Concentrations to consider for a Registered nurse

Cardiac nurse:

One of the leading causes of death in the United States today is heart disease. The demand for cardiac nurses continues to grow with the rising number of patients affected with heart-related problems. As a cardiac nurse, you will also assist with surgical procedures such as bypass, angioplasty, or pacemaker surgery.

Certified Registered Nurse Anesthetist (CRNA):

A Certified Registered Nurse Anesthetist (CRNA) is a highly trained nurse that specializes in assisting with anesthesia during surgeries. CRNA’s make up some of the highest-paid nurse specialties in the medical field due to the high demand of these nurses in surgical settings and detailed training they receive. In order to become a certified registered nurse anesthetist, you must complete a degree from a graduate-level program.

Clinical Nurse Specialist (CNS):

Clinical nurse specialists are a type of advanced practice registered nurse (APRN), who provides direct patient care by working with other nurses and staff to improve the quality of care a patient receives.
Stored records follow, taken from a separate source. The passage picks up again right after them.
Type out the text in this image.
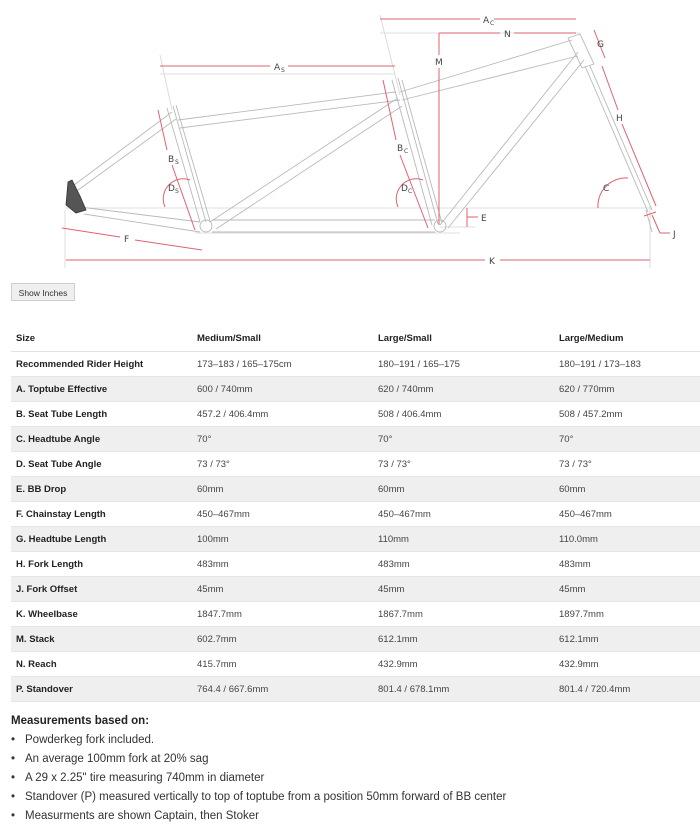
A S
A C
N
M
B S
B C
D S	D C	C
E
F
G
H
J
K
Show Inches
Size	Medium/Small	Large/Small	Large/Medium
Recommended Rider Height	173–183 / 165–175cm	180–191 / 165–175	180–191 / 173–183
A. Toptube Effective	600 / 740mm	620 / 740mm	620 / 770mm
B. Seat Tube Length	457.2 / 406.4mm	508 / 406.4mm	508 / 457.2mm
C. Headtube Angle	70°	70°	70°
D. Seat Tube Angle	73 / 73°	73 / 73°	73 / 73°
E. BB Drop	60mm	60mm	60mm
F. Chainstay Length	450–467mm	450–467mm	450–467mm
G. Headtube Length	100mm	110mm	110.0mm
H. Fork Length	483mm	483mm	483mm
J. Fork Offset	45mm	45mm	45mm
K. Wheelbase	1847.7mm	1867.7mm	1897.7mm
M. Stack	602.7mm	612.1mm	612.1mm
N. Reach	415.7mm	432.9mm	432.9mm
P. Standover	764.4 / 667.6mm	801.4 / 678.1mm	801.4 / 720.4mm
Measurements based on:
• Powderkeg fork included.
• An average 100mm fork at 20% sag
• A 29 x 2.25" tire measuring 740mm in diameter
• Standover (P) measured vertically to top of toptube from a position 50mm forward of BB center
• Measurments are shown Captain, then Stoker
They often serve in leadership roles and may educate and advise other nursing staff.

Stand out skills for Registered Nurse 

Organizational skills: It is quite evident that every RN has to be organized and perform activities in a planned manner. Each nurse can be given many patients to look after at a time, so it is better if the nurse remains prepared for shouldering all the responsibilities. It will be beneficial while filling medical charts and allocating medications.
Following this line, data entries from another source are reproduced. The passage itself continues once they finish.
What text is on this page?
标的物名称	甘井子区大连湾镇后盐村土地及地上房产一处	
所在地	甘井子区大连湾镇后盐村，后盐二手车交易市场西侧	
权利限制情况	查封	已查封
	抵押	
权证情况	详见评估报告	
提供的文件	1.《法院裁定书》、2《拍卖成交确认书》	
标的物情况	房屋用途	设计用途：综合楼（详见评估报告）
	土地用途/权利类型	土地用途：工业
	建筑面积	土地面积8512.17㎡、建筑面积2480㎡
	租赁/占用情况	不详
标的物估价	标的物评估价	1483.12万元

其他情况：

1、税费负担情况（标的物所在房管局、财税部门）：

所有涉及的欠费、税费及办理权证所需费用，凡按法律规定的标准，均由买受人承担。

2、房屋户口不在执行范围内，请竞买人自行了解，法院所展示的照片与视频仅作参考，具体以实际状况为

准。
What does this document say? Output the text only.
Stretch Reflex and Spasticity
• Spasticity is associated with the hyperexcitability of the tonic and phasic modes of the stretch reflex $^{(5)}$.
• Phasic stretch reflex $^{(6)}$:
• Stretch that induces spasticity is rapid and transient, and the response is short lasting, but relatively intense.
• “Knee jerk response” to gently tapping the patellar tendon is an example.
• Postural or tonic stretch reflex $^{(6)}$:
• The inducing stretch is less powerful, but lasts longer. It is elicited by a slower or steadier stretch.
Stress management: A nurse has to go through continuous mental and physical trauma and stress. The workload is heavy and also hectic. RNs have to handle every kind of emotions of the patients, like anger, frustration, pain, and agony. In such situations, it is important and crucial that every nurse tries to remain calm and understand the circumstances. 

Communication skills: This is the most vital quality required in an RN because he/she has to interact with patients, coworkers, and doctors. They can’t give complete care if they don’t have good communication skills. A nurse should also be a good listener, and the conversation has to be soft and polite. RNs with knowledge of multiple languages are generally paid higher.

Detailed oriented: The nurses have to be very agile, focused, and detail-oriented. They prepare patient’s reports and provide medications. There is no scope for any slightest mistake because it can critically risk the life of a patient. In this field, even a minor detail holds great importance and significance.